Sally Mann's "Art Work: On the Creative Life"
02/1/2026 | 47 mins.
This week, we are revisiting our episode with photographer and writer Sally Mann about her book, Art Work: On the Creative Life. Medaya Ocher and Kate Wolf speak with Mann, whose book describes her path to becoming an artist and provides prospective artists with insights on how to weather everything from rejection and poverty, to failure, fallow periods, and the millions of things that can come between you and your work. The book includes selections from Mann's rich archive of photographic work prints, explaining some of the ideas that have gone into her pictures, as well early diary entries that portray a fierce determination alongside equally fierce self-doubt. She also includes excerpts from her long correspondence with a fellow photographer named Ted Orland. Mann's advice is to write letters, keep your receipts, make lots of lists, and remember that being an artist isn't necessarily such a big deal, it's a job like any other: you have to work at it.

Special Show: Jenny Slate and Sarah Manguso
26/12/2025 | 36 mins.
Today's episode features a live recording from a LARB Luminary Dinner honoring writer, performer and actor Jenny Slate. Author Sarah Manguso sits down with Slate for an intimate conversation exploring the complexities of balancing artistic practice with the demands of parenthood and the ways personal transformation shapes creative expression.

Tales from Two Critics: A.S. Hamrah and Melissa Anderson on the Year in Film
19/12/2025 | 1h 15 mins.
Kate Wolf is joined by two of today's finest film critics to discuss the current state of Hollywood—including the sale of Warner Brothers Discovery—the art of writing about movies, and some of the year's best films. Up first is critic A.S. Hamrah, author of two new books: Last Week In End Times Cinema, which compiles the relentless follies of the film industry from March of 2024 to 2025 in an annals of ever-winnowing corporate conglomeration and AI speculation, and Algorithm of the Night: Film Writing 2019-2025. Next, Melissa Anderson discusses her latest book, The Hunger: Film Writing 2012-2024. A self-proclaimed "acteurist" whose attention often centers on a film's star rather than its plot, Anderson's criticism engages with movies on an affective level, charting her own pleasure, desire, and occasional disgust.

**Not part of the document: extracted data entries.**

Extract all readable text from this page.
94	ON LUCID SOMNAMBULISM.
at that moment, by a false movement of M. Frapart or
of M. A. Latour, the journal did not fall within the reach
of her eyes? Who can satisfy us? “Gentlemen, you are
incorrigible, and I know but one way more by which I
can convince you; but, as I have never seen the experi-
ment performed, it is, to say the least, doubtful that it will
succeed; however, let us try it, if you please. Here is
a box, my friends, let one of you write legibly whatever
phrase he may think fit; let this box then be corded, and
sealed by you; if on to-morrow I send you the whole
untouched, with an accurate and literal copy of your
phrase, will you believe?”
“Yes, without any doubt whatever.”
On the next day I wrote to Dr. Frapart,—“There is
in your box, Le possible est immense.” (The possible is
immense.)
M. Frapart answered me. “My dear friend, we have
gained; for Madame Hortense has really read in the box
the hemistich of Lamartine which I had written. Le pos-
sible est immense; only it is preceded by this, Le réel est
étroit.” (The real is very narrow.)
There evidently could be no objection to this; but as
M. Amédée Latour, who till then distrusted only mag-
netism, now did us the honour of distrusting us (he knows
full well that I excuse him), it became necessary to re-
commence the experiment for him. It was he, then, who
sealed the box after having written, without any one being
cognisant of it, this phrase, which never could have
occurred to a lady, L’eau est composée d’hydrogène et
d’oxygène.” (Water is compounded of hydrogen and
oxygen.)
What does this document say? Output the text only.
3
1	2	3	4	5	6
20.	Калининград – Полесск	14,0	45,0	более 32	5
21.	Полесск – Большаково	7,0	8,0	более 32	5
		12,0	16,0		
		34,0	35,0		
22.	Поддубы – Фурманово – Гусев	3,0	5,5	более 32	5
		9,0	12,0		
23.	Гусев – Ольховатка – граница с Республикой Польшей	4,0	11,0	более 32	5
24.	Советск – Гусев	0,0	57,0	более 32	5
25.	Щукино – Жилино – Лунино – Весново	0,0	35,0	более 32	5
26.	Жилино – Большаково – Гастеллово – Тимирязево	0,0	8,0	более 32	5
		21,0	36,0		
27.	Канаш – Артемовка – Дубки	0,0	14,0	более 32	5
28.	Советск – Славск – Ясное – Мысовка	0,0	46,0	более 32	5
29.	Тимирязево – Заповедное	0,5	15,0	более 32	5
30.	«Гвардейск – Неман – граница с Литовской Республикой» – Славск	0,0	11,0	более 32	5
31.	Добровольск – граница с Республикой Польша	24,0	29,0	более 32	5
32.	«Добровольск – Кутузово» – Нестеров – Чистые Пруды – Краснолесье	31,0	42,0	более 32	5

Here she talks about grounding her writing in queer and feminist politics and how her ardent cinephilia is born of a sense of open-minded curiosity, hopefulness, and the willingness to be transported.

Best of 2025
12/12/2025 | 54 mins.
It's that time of the year again! Hosts Kate Wolf, Medaya Ocher, and Eric Newman look back on some of the bright lights from a pretty dark year with a rundown of their favorite books, movies, TV shows, music, and scandals from 2025. For a full list of this year's picks, visit lareviewofbooks.org/podcasts/larb-radio-hour/

Julia Loktev "My Undesirable Friends"
05/12/2025 | 55 mins.
Medaya Ocher and Eric Newman speak with director Julia Loktev about her new documentary My Undesirable Friends. Filmed in 2021, just before Russia's invasion of Ukraine, the five-hour epic follows independent journalists at TV Rain as they navigate escalating government repression and the "foreign agent" laws designed to silence dissent. The film is a moving, unsettling portrait of resilience and a stark reminder of the global stakes of Russia's suppression of independent media. Medaya and Eric talk to Julia about her experience filming the documentary in a moment of intense political upheaval, as well as what the disturbing parallels between the campaign against the press in Russia and the United States.